Ezra Klein spoke with Robert Zirkelbach of America’s Health Insurance Plans regarding Tier 4 medications. Mr. Zirkelbach’s response hits a few points:
That we need a “national conversation” about “whether drugs that cost ten or a hundred times as much as current treatment options are producing better outcomes.” (Whatever your opinion of Hillary Clinton, I’m not particularly grateful for the insertion of the phrase “national conversation” into the political lexicon. A little less talk, a little more action, as Elvis would say.)
In this case, I would say we don’t need a “conversation” about better outcomes. We need data. It’s a research question, not a political one. If these therapies are better than the alternative, then we need a conversation – but it has to be about our level of willingness to provide insurance that pays for the best available treatment. That’s a debate worth having, and it’s also where we need some of that transparency Jonathan Cohn calls for.
Mr. Zirkelbach says we should encourage “generic versions” of Tier 4 drugs. But, as Ezra points out, they’re not likely to be available.
Comparing New and Current Treatment Options
Lastly, Zirkelbach suggests “we need a national system in this country that compares new drugs with the treatment options currently available in the marketplace.” That’s a good point. Even under single-payer coverage, we would still need to do cost/benefit analyses on very expensive therapies – and not just for pharmaceuticals. The more information that’s made publicly available, and the more education and debate that ensues, the better.

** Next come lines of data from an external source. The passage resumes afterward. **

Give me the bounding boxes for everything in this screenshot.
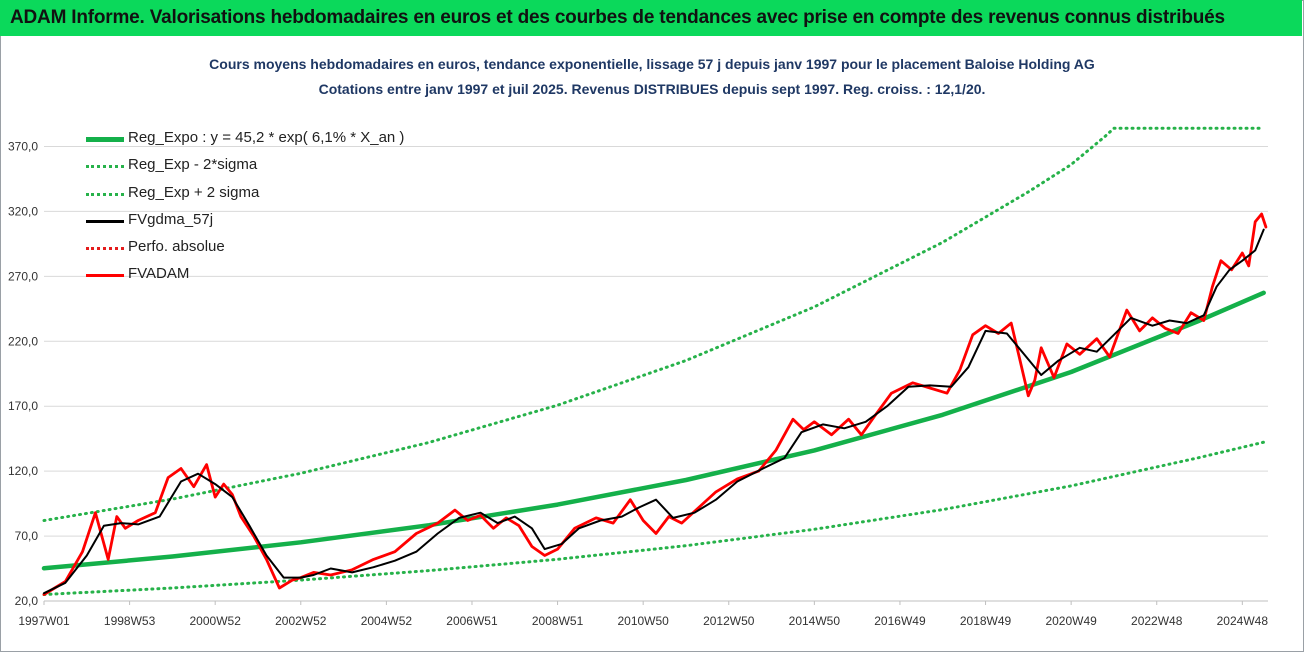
series-line-2	[42, 126, 1266, 522]
legend-swatch	[86, 165, 124, 169]
legend-label: FVgdma_57j	[128, 210, 214, 228]
header-banner: ADAM Informe. Valorisations hebdomadaire…	[0, 0, 1302, 36]
x-tick-label: 2018W49	[960, 614, 1012, 628]
series-line-1	[42, 440, 1266, 596]
legend-label: FVADAM	[128, 265, 190, 283]
x-tick-label: 2016W49	[874, 614, 926, 628]
x-tick-label: 1997W01	[18, 614, 70, 628]
y-tick-label: 220,0	[8, 334, 38, 348]
x-tick-label: 2002W52	[275, 614, 327, 628]
x-tick-label: 2004W52	[361, 614, 413, 628]
y-tick-label: 320,0	[8, 204, 38, 218]
legend-label: Reg_Exp + 2 sigma	[128, 183, 260, 201]
grid-lines	[43, 145, 1268, 605]
banner-title: ADAM Informe. Valorisations hebdomadaire…	[10, 7, 1225, 28]
series-lines	[41, 126, 1268, 596]
x-tick-label: 1998W53	[104, 614, 156, 628]
legend-swatch	[86, 247, 124, 251]
x-tick-label: 2006W51	[446, 614, 498, 628]
legend-swatch	[86, 137, 124, 142]
chart-title: Cours moyens hebdomadaires en euros, ten…	[209, 56, 1095, 72]
legend-label: Reg_Exp - 2*sigma	[128, 156, 258, 174]
x-tick-label: 2010W50	[617, 614, 669, 628]
y-tick-label: 170,0	[8, 399, 38, 413]
y-tick-label: 120,0	[8, 464, 38, 478]
series-line-3	[43, 228, 1265, 595]
y-axis-ticks: 20,0 70,0 120,0 170,0 220,0 270,0 320,0 370,0	[8, 139, 38, 608]
legend-label: Perfo. absolue	[128, 238, 225, 256]
x-axis-ticks: 1997W01 1998W53 2000W52 2002W52 2004W52 2006W…	[18, 614, 1268, 628]
series-line-0	[41, 290, 1266, 571]
y-tick-label: 70,0	[15, 529, 39, 543]
chart-subtitle: Cotations entre janv 1997 et juil 2025. …	[318, 81, 986, 97]
series-line-5	[42, 212, 1268, 596]
x-tick-label: 2022W48	[1131, 614, 1183, 628]
x-tick-label: 2020W49	[1045, 614, 1097, 628]
x-tick-label: 2008W51	[532, 614, 584, 628]
y-tick-label: 370,0	[8, 139, 38, 153]
y-tick-label: 20,0	[15, 594, 39, 608]
legend-label: Reg_Expo : y = 45,2 * exp( 6,1% * X_an )	[128, 129, 405, 146]
y-tick-label: 270,0	[8, 269, 38, 283]
x-tick-label: 2014W50	[789, 614, 841, 628]
legend-swatch	[86, 219, 124, 223]
legend-swatch	[86, 274, 124, 278]
x-tick-label: 2024W48	[1217, 614, 1269, 628]
x-tick-label: 2000W52	[190, 614, 242, 628]
legend-swatch	[86, 192, 124, 196]
x-tick-label: 2012W50	[703, 614, 755, 628]
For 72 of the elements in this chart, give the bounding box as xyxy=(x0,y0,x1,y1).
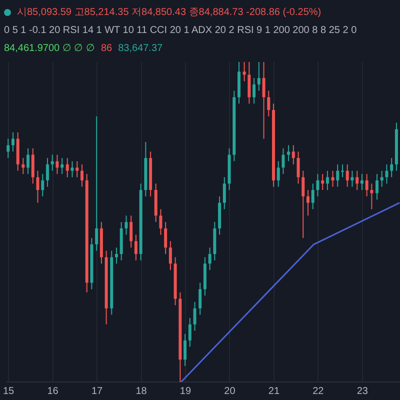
candlestick xyxy=(50,154,54,172)
candlestick xyxy=(159,208,162,236)
candlestick xyxy=(222,176,226,210)
candlestick xyxy=(252,78,256,104)
candlestick xyxy=(184,334,187,366)
candlestick xyxy=(193,302,196,332)
candlestick xyxy=(321,174,324,190)
candlestick xyxy=(134,234,138,261)
x-tick-label: 19 xyxy=(180,386,192,397)
x-tick-label: 22 xyxy=(312,386,324,397)
candlestick xyxy=(168,240,172,270)
text: 86 xyxy=(100,43,112,54)
candlestick xyxy=(296,151,300,184)
candlestick xyxy=(390,158,394,178)
text: 시85,093.59 고85,214.35 저84,850.43 종84,884.73 -208.86 (-0.25%) xyxy=(17,7,322,18)
x-tick-label: 16 xyxy=(47,386,59,397)
candlestick xyxy=(380,170,384,188)
candlestick xyxy=(6,138,10,158)
text: 83,647.37 xyxy=(118,43,163,54)
candlestick xyxy=(70,160,74,178)
candlestick xyxy=(326,170,329,190)
candlestick xyxy=(376,174,378,200)
candlestick xyxy=(164,222,168,254)
candlestick xyxy=(262,62,266,140)
candlestick xyxy=(360,174,364,190)
candlestick xyxy=(56,154,59,174)
candlestick xyxy=(267,90,270,117)
candlestick xyxy=(356,170,359,190)
candlestick xyxy=(41,174,44,197)
candlestick xyxy=(76,160,79,178)
candlestick xyxy=(22,158,25,174)
candlestick xyxy=(311,183,314,210)
candlestick xyxy=(341,164,344,178)
candlestick xyxy=(31,148,34,184)
candlestick xyxy=(60,158,64,174)
candlestick xyxy=(336,164,340,188)
candlestick xyxy=(292,144,295,165)
candlestick xyxy=(46,158,49,188)
candlestick xyxy=(130,215,133,248)
candlestick xyxy=(242,62,246,82)
x-tick-label: 15 xyxy=(3,386,15,397)
candlestick xyxy=(302,170,305,238)
candlestick xyxy=(282,148,285,174)
x-tick-label: 23 xyxy=(356,386,368,397)
candlestick xyxy=(80,164,84,188)
candlestick xyxy=(346,164,349,188)
x-tick-label: 21 xyxy=(268,386,280,397)
candlestick xyxy=(385,164,388,184)
candlestick xyxy=(208,247,212,270)
candlestick xyxy=(276,160,280,188)
text: 84,461.9700 ∅ ∅ ∅ xyxy=(4,43,95,54)
candlestick xyxy=(11,132,14,152)
candlestick xyxy=(306,190,310,216)
candlestick xyxy=(365,174,368,197)
candlestick xyxy=(331,170,334,188)
x-tick-label: 17 xyxy=(91,386,104,397)
candlestick xyxy=(370,183,374,210)
candlestick xyxy=(66,158,69,178)
candlestick xyxy=(287,144,290,162)
text: 0 5 1 -0.1 20 RSI 14 1 WT 10 11 CCI 20 1 ADX 20 2 RSI 9 1 200 200 8 8 25 2 0 xyxy=(4,25,357,36)
candlestick xyxy=(257,62,260,92)
candlestick xyxy=(124,215,128,236)
candlestick xyxy=(350,170,354,188)
candlestick xyxy=(248,62,251,104)
candlestick xyxy=(188,318,192,348)
x-tick-label: 20 xyxy=(224,386,236,397)
candlestick xyxy=(36,170,40,204)
candlestick xyxy=(114,247,118,264)
candlestick xyxy=(316,174,320,197)
candlestick xyxy=(198,282,202,316)
x-tick-label: 18 xyxy=(136,386,148,397)
candlestick xyxy=(26,148,30,174)
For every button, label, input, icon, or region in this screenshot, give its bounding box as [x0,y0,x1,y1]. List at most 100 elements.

I still say there is a point at which “insurance” becomes a misnomer. What that point may be is somewhat subjective, but in theory it’s this: When the coverage being provided no longer protects individuals from severe financial harm as a result of loss.
And I’d add this thought to the “national conversation”: When plan designs are no longer made to change behavior, but simply to transfer high-cost items back to the insured party, that’s risk transfer and not benefit design. As a result, the insurance concept is being subtly modified – and arguably undermined.